– Понял. Показывай, что выносить! А ты, Иван Григорьевич, – Веревкин отнесся к прапорщику, – проследи, чтоб бойцы ничего не поцарапали!
– Есть! За-а мной! – козырнул прапорщик и, отстранив плечом остолбеневшую Катю, зашел в квартиру.
Первым делом стали выносить диван и тут же застряли в дверном проеме.
– Отставить! – приказал Иван Григорьевич. – Ну-ка, Малышкин, дуй в машину и принеси инструмент. Шире шаг!

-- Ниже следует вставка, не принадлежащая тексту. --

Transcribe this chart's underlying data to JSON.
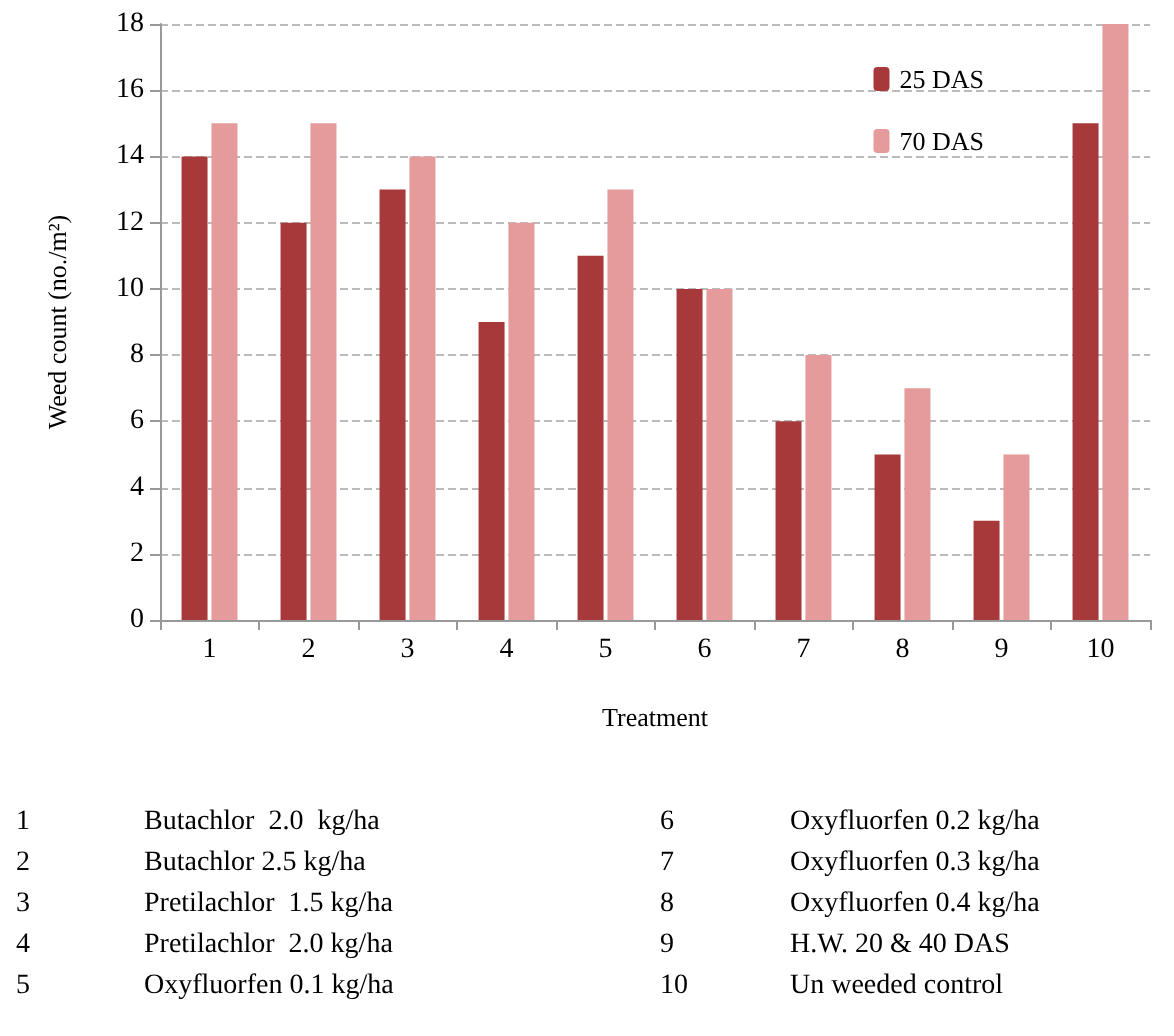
{
  "chart_data": {
    "type": "bar",
    "xlabel": "Treatment",
    "ylabel": "Weed count (no./m²)",
    "categories": [
      "1",
      "2",
      "3",
      "4",
      "5",
      "6",
      "7",
      "8",
      "9",
      "10"
    ],
    "series": [
      {
        "name": "25 DAS",
        "color": "#a8393a",
        "values": [
          14,
          12,
          13,
          9,
          11,
          10,
          6,
          5,
          3,
          15
        ]
      },
      {
        "name": "70 DAS",
        "color": "#e59a9b",
        "values": [
          15,
          15,
          14,
          12,
          13,
          10,
          8,
          7,
          5,
          18
        ]
      }
    ],
    "ylim": [
      0,
      18
    ],
    "yticks": [
      0,
      2,
      4,
      6,
      8,
      10,
      12,
      14,
      16,
      18
    ],
    "grid": "y",
    "legend": "top right",
    "annotations": [
      "1\tButachlor  2.0  kg/ha",
      "2\tButachlor 2.5 kg/ha",
      "3\tPretilachlor  1.5 kg/ha",
      "4\tPretilachlor  2.0 kg/ha",
      "5\tOxyfluorfen 0.1 kg/ha",
      "6\tOxyfluorfen 0.2 kg/ha",
      "7\tOxyfluorfen 0.3 kg/ha",
      "8\tOxyfluorfen 0.4 kg/ha",
      "9\tH.W. 20 & 40 DAS",
      "10\tUn weeded control"
    ]
  }
}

Возможно, именно заминка с диваном и спасла семью Башмаковых от распада тогда, семнадцать лет назад. По правде сказать, Олег не был готов к этому распаду. Собирая вещи, он до конца так и не верил в окончательность разрыва и даже заранее начинал уже скучать по Кате и Дашке. Но одновременно в нем сладостно набухала мечта о новой, свободной и полной прекрасных мужских впечатлений жизни. Так бывает, когда едешь на рыбалку и заранее представляешь себе чутко подрагивающий от поклевки поплавок, туго натянутую леску и здоровенного скользкого карася, изгибающегося в руках. Правда, на рыбалках, куда его, мальчишку, часто брал Труд Валентинович, Олегу редко везло. Отец даже иногда перенизывал на кукан сына свои рыбины, чтобы парню было не так обидно.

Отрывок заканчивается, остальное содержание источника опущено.